Faculty from a variety of disciplines form a critical mass in this area, making the University of Kentucky an excellent institution at which to study 19th- and 20th-century continental philosophy. The specialists in this area within the Philosophy Department are Stefan Bird-Pollan (Kant, Hegel), Natalie Nenadic (Hegel, Heidegger, Arendt), Eric Sanday (Hegel, Marx, Nietzsche, Heidegger, Merleau-Ponty), Robert Sandmeyer (Husserl), and Theodore Schatzki (Nietzsche, Life-philosophy, Heideggerian phenomenology, Wittgenstein, and post-structuralism).  (Note:  Professor Schatzki is in the Geography Department but is available to serve on dissertation committees.)  Faculty in other departments with interests in German and continental thought include: Jeff Rogers [German] (Frankfurt School, especially Adorno and Benjamin), Robert Jensen [Art] (Frankfurt School), Virginia Blum [English] (psychoanalytic literary theory, psychoanalytic theory, cultural theory), Herbert Reid [Political Science] (phenomenology and post-Marxism), Ernest Yanarella [Political Science] (phenomenology and post-Marxism), Carlos de la Torre [Sociology] (Political Sociology, Global Populism, Latin American Studies, Racism), and Dwight Billings [Sociology] (Frankfurt School Critical Theory, Habermas).
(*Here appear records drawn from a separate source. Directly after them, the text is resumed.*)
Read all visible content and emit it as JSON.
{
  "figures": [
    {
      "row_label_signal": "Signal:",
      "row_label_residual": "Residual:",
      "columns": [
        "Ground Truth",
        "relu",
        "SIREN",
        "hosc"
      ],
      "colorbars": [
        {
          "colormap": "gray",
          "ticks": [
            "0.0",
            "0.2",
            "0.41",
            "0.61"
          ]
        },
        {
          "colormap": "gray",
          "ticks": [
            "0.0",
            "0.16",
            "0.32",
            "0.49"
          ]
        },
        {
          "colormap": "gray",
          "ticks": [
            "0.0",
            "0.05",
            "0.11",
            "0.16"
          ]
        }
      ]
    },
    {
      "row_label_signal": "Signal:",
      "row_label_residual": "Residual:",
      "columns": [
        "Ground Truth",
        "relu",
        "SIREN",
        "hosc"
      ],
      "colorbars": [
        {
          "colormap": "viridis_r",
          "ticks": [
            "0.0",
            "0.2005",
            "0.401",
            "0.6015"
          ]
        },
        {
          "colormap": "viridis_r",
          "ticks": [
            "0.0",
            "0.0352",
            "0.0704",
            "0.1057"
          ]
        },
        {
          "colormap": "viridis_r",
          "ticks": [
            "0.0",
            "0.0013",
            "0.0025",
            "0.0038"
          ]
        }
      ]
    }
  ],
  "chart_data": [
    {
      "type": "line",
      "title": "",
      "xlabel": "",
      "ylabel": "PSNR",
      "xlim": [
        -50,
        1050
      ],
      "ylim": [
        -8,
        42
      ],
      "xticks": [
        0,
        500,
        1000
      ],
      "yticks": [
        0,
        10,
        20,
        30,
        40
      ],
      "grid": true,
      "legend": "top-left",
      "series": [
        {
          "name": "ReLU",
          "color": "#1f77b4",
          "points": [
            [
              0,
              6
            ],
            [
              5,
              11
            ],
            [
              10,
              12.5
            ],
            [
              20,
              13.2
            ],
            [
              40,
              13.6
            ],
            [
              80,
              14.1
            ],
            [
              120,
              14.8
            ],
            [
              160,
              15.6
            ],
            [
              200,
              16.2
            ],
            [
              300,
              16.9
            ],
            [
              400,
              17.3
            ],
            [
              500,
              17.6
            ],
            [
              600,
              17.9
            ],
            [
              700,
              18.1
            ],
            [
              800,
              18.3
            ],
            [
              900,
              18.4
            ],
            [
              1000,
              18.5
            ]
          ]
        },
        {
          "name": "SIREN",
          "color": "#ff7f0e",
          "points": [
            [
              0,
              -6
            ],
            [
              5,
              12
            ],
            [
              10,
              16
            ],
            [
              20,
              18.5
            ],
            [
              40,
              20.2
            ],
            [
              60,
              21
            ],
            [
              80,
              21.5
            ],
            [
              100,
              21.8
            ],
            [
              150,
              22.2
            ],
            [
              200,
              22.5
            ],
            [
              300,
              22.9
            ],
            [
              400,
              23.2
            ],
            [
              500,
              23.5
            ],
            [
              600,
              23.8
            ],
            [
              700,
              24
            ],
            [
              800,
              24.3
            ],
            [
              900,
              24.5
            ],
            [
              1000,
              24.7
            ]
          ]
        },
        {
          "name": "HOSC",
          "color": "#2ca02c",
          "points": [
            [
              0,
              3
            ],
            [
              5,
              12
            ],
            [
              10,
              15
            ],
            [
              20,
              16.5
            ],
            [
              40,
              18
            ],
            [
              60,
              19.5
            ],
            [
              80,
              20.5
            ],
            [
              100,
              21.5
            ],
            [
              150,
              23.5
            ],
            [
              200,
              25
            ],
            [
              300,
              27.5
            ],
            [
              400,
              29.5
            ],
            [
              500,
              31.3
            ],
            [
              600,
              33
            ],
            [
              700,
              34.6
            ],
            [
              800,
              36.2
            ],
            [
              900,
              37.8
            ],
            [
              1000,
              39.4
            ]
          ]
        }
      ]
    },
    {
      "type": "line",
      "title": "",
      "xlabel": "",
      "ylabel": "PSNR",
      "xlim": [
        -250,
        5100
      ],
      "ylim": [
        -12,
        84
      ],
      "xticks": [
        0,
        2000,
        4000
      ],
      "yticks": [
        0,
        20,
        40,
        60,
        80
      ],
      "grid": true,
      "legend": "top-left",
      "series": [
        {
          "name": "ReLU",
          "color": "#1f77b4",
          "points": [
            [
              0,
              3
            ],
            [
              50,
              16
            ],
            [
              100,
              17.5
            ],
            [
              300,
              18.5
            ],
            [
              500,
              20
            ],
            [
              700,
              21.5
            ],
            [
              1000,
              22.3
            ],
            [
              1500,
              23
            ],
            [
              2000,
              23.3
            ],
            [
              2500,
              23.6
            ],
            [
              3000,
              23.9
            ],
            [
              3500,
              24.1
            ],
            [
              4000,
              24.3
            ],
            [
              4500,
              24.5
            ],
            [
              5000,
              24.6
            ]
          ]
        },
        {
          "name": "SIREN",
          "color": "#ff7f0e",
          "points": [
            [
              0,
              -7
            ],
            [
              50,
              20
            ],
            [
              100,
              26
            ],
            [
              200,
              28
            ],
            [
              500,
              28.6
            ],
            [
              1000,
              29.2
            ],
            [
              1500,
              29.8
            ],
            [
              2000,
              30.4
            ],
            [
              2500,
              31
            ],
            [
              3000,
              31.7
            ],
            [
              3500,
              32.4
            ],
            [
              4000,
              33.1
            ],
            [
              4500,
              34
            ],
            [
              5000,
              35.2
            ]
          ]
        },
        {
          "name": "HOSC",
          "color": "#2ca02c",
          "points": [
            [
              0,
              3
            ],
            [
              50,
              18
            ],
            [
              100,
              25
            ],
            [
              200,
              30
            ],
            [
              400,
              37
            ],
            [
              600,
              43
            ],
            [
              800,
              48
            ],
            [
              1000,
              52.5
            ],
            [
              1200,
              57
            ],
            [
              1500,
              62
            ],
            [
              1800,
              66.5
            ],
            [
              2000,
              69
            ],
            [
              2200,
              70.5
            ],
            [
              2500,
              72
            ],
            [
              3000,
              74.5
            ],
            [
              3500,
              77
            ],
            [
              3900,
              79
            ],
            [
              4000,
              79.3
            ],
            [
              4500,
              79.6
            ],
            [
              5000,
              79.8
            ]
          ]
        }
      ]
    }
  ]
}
Philosophy Ph.D. students interested in German and Continental thought are encouraged to sample courses in other departments and to establish multidisciplinary dissertation committees. The W. T. Young Library at the University of Kentucky houses a superlative collection in German philosophy, including an extremely rich set of German language materials.